Anaphylactic shock250-500 mg in combination with the usual primary therapy / medicines used simultaneously.Severe acute asthma attack250-500 mg in combination with the usual primary therapy / medicines used simultaneously.Brain edema (caused by a brain tumor, neurosurgical procedures, brain abscess, bacterial meningitis): in the treatment of acute or severe cerebral edema, 250-500 mg are administered initially, in acute or severe brain edema therapy or mild or chronic cerebral edema, generally administered 32-64 mg 3 times daily for several days; if necessary, gradually reduce the dose and switch to oral treatment.Immune fractures after organ transplantation: inject the dose up to 30 mg / kg, once (in an adult of 60-70 kg, this dose corresponds to 1-2 vials at a dose of 1000 mg), combined with the usual basic therapy, for a few days.Waterhouse and Friderichsen team: initially 30 mg / kg, administration is repeated in 4-6 doses for 24-72 h, in combination with intensive primary treatment.Shocking Lung (Adult Respiratory Distress Syndrome, ARDS): after an acute phase of persistent ARDS, doses of 1-2 mg / kg / day are administered in 4 divided doses up to a dose of 250 mg methylprednisolone every 6 hours, for several days to weeks, with a gradual decrease in dose, depending on the course of diseases.Toxic pulmonary edema caused by inhalation of an irritant gas: Immediately inject 1000 mg intravenously, if necessary, repeat after 6, 12 and 24 h. 32 mg methylprednisolone administered intravenously 3 times a day, in the Next 2 days. Subsequently, 16 mg of methylprednisolone intravenously, 3 times daily are administered for a further 2 days, then the dose is gradually reduced and it is switched to inhaled corticosteroids.Short-term treatment in exacerbations of multiple sclerosis: 1000 mg daily for 3 to a maximum of 5 consecutive days, treatment should begin within 3-5 days after the onset of clinical symptoms and also include gastric protection and antithrombotic prophylaxis; drug administered in the morning to reduce the likelihood of developing sleep disorders; after the end of intravenous therapy, a 14-day period of gradual dose reduction should be implemented, initially using 80 mg of methylprednisolone (or the equivalent dose) administered orally.
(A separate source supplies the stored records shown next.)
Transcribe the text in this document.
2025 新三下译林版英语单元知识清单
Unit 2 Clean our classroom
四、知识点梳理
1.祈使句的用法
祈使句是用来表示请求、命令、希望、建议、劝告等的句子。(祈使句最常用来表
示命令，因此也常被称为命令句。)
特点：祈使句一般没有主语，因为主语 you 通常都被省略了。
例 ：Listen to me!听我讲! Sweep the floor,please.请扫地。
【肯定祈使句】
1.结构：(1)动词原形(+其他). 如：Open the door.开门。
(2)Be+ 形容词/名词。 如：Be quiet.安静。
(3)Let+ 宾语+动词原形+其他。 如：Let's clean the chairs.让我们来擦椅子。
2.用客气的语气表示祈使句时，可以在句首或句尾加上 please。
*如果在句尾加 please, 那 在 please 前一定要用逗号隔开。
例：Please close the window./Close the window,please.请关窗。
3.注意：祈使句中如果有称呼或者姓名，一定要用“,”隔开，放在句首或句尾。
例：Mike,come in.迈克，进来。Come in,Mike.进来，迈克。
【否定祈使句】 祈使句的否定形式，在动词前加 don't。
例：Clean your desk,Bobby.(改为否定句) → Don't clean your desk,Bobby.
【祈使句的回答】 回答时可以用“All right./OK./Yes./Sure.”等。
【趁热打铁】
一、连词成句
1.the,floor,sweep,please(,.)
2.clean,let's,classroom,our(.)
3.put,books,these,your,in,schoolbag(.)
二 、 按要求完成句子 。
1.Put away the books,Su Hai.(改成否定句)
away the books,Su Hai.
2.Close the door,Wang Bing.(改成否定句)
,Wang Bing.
The duration of treatment depends on the individual clinical situation and usually lasts only a few days.
It is given by injection into a vein or intravenous infusion. Due to the uncertain conditions of absorption, intramuscular injection should be chosen only exceptionally, in cases where it is not possible to administer intravenously. Intravenous injection should be carried out slowly. Avoid administration together with other medicines mixed in the syringe.